[Xen-devel] Re: Linux Stubdom Problem

2011/7/29 Stefano Stabellini <stefano.stabellini@xxxxxxxxxxxxx>

On Thu, 28 Jul 2011, Jiageng Yu wrote:
> 2011/7/27 Stefano Stabellini <stefano.stabellini@xxxxxxxxxxxxx>
> On Wed, 27 Jul 2011, Jiageng Yu wrote:
> > 2011/7/27 Stefano Stabellini <stefano.stabellini@xxxxxxxxxxxxx>:
> > > On Tue, 26 Jul 2011, Jiageng Yu wrote:
> > >> 2011/7/26 Jiageng Yu <yujiageng734@xxxxxxxxx>:
> > >> > 2011/7/22 Stefano Stabellini <stefano.stabellini@xxxxxxxxxxxxx>:
> > >> >> On Thu, 21 Jul 2011, Jiageng Yu wrote:
> > >> >>> 2011/7/19 Stefano Stabellini <stefano.stabellini@xxxxxxxxxxxxx>:
> > >> >>> > CC'ing Tim and xen-devel
> > >> >>> >
> > >> >>> > On Mon, 18 Jul 2011, Jiageng Yu wrote:
> > >> >>> >> 2011/7/16 Stefano Stabellini <stefano.stabellini@xxxxxxxxxxxxx>:
> > >> >>> >> > On Fri, 15 Jul 2011, Jiageng Yu wrote:
> > >> >>> >> >> 2011/7/15 Jiageng Yu <yujiageng734@xxxxxxxxx>:
> > >> >>> >> >> > 2011/7/15 Stefano Stabellini <stefano.stabellini@xxxxxxxxxxxxx>:
> > >> >>> >> >> >> On Fri, 15 Jul 2011, Jiageng Yu wrote:
> > >> >>> >> >> >>> > Does it mean you are actually able to boot an HVM guest using Linux
> > >> >>> >> >> >>> > based stubdoms?? Did you manage to solve the framebuffer problem too?
> > >> >>> >> >> >>>
> > >> >>> >> >> >>>
> > >> >>> >> >> >>> The HVM guest is booted. But the boot process is terminated because
> > >> >>> >> >> >>> vga bios is not invoked by seabios. I have got stuck here for a week.
> > >> >>> >> >> >>>
> > >> >>> >> >> >>
> > >> >>> >> >> >> There was a bug in xen-unstable.hg or seabios that would prevent vga bios from
> > >> >>> >> >> >> being loaded, it should be fixed now.
> > >> >>> >> >> >>
> > >> >>> >> >> >> Alternatively you can temporarely work around the issue with this hacky patch:
> > >> >>> >> >> >>
> > >> >>> >> >> >> ---
> > >> >>> >> >> >>
> > >> >>> >> >> >>
> > >> >>> >> >> >> diff -r 00d2c5ca26fd tools/firmware/hvmloader/hvmloader.c
> > >> >>> >> >> >> --- a/tools/firmware/hvmloader/hvmloader.c Fri Jul 08 18:35:24 2011 +0100
> > >> >>> >> >> >> +++ b/tools/firmware/hvmloader/hvmloader.c Fri Jul 15 11:37:12 2011 +0000
> > >> >>> >> >> >> @@ -430,7 +430,7 @@ int main(void)

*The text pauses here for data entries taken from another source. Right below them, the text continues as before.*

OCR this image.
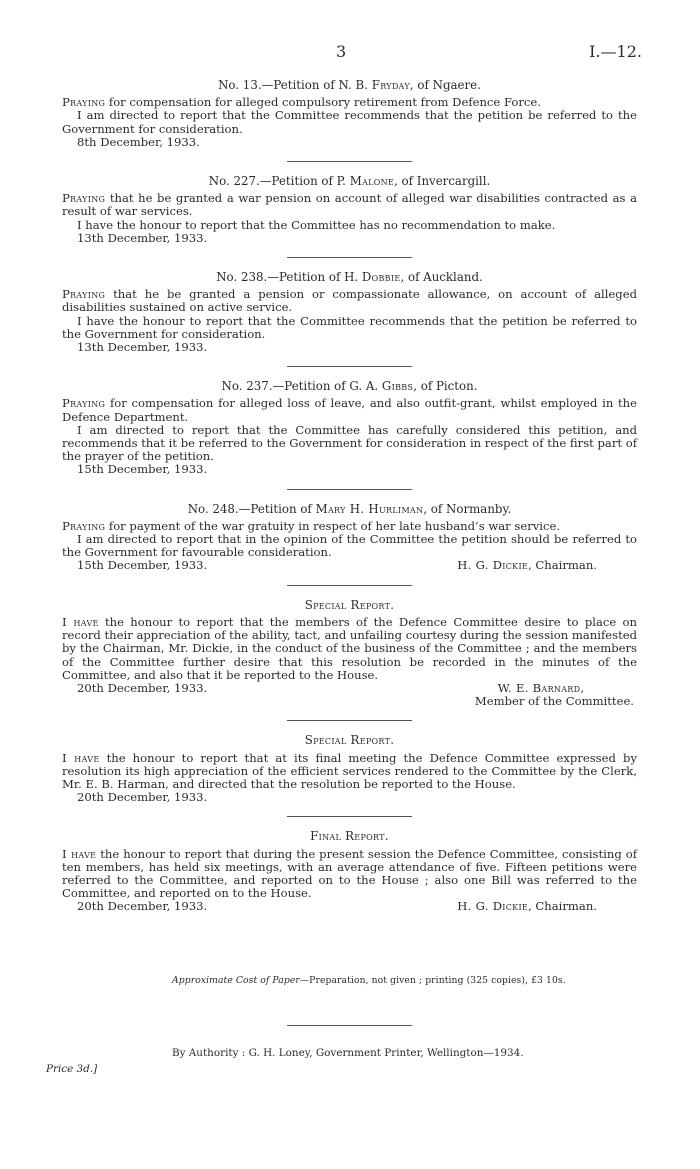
3	I.—12.

No. 13.—Petition of N. B. Fryday, of Ngaere.

Praying for compensation for alleged compulsory retirement from Defence Force.

I am directed to report that the Committee recommends that the petition be referred to the Government for consideration.

8th December, 1933.

No. 227.—Petition of P. Malone, of Invercargill.

Praying that he be granted a war pension on account of alleged war disabilities contracted as a result of war services.

I have the honour to report that the Committee has no recommendation to make.

13th December, 1933.

No. 238.—Petition of H. Dobbie, of Auckland.

Praying that he be granted a pension or compassionate allowance, on account of alleged disabilities sustained on active service.

I have the honour to report that the Committee recommends that the petition be referred to the Government for consideration.

13th December, 1933.

No. 237.—Petition of G. A. Gibbs, of Picton.

Praying for compensation for alleged loss of leave, and also outfit-grant, whilst employed in the Defence Department.

I am directed to report that the Committee has carefully considered this petition, and recommends that it be referred to the Government for consideration in respect of the first part of the prayer of the petition.

15th December, 1933.

No. 248.—Petition of Mary H. Hurliman, of Normanby.

Praying for payment of the war gratuity in respect of her late husband’s war service.

I am directed to report that in the opinion of the Committee the petition should be referred to the Government for favourable consideration.

15th December, 1933.	H. G. Dickie, Chairman.

Special Report.

I have the honour to report that the members of the Defence Committee desire to place on record their appreciation of the ability, tact, and unfailing courtesy during the session manifested by the Chairman, Mr. Dickie, in the conduct of the business of the Committee ; and the members of the Committee further desire that this resolution be recorded in the minutes of the Committee, and also that it be reported to the House.

20th December, 1933.	W. E. Barnard,

Member of the Committee.

Special Report.

I have the honour to report that at its final meeting the Defence Committee expressed by resolution its high appreciation of the efficient services rendered to the Committee by the Clerk, Mr. E. B. Harman, and directed that the resolution be reported to the House.

20th December, 1933.

Final Report.

I have the honour to report that during the present session the Defence Committee, consisting of ten members, has held six meetings, with an average attendance of five. Fifteen petitions were referred to the Committee, and reported on to the House ; also one Bill was referred to the Committee, and reported on to the House.

20th December, 1933.	H. G. Dickie, Chairman.
Approximate Cost of Paper—Preparation, not given ; printing (325 copies), £3 10s.
By Authority : G. H. Loney, Government Printer, Wellington—1934.
Price 3d.]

> > >> >>> >> >> >> bios->create_pir_tables();
> > >> >>> >> >> >> }
> > >> >>> >> >> >>
> > >> >>> >> >> >> - if ( bios->load_roms )
> > >> >>> >> >> >> + if ( 1 )
> > >> >>> >> >> >> {
> > >> >>> >> >> >> switch ( virtual_vga )
> > >> >>> >> >> >> {
> > >> >>> >> >> >>
> > >> >>> >> >> >>
> > >> >>> >> >> >
> > >> >>> >> >> > Yes. Vga bios is booted. However, the upstram qemu receives a SIGSEGV
> > >> >>> >> >> > signal subsequently. I am trying to print the call stack when
> > >> >>> >> >> > receiving the signal.
> > >> >>> >> >> >
> > >> >>> >> >>
> > >> >>> >> >> Hi,
> > >> >>> >> >>
> > >> >>> >> >> I find the cause of SIGSEGV signal:
> > >> >>> >> >>
> > >> >>> >> >> cpu_physical_memory_rw(target_phys_addr_t addr, uint8_t *buf, int
> > >> >>> >> >> len, int is_write)
> > >> >>> >> >> ->memcpy(buf, ptr + (addr & ~TARGET_PAGE_MASK), l);
> > >> >>> >> >>
> > >> >>> >> >> In my case, ptr=0 and addr=0xc253e, when qemu attempts to vist
> > >> >>> >> >> 0x53e address, the SIGSEGV signal is generated.
> > >> >>> >> >>
> > >> >>> >> >> I believe the qemu is trying to vist vram in this moment. This
> > >> >>> >> >> code seems no problem, and I will continue to find the root cause.
> > >> >>> >> >>
> > >> >>> >> >
> > >> >>> >> > The vram is allocated by qemu, see hw/vga.c:vga_common_init.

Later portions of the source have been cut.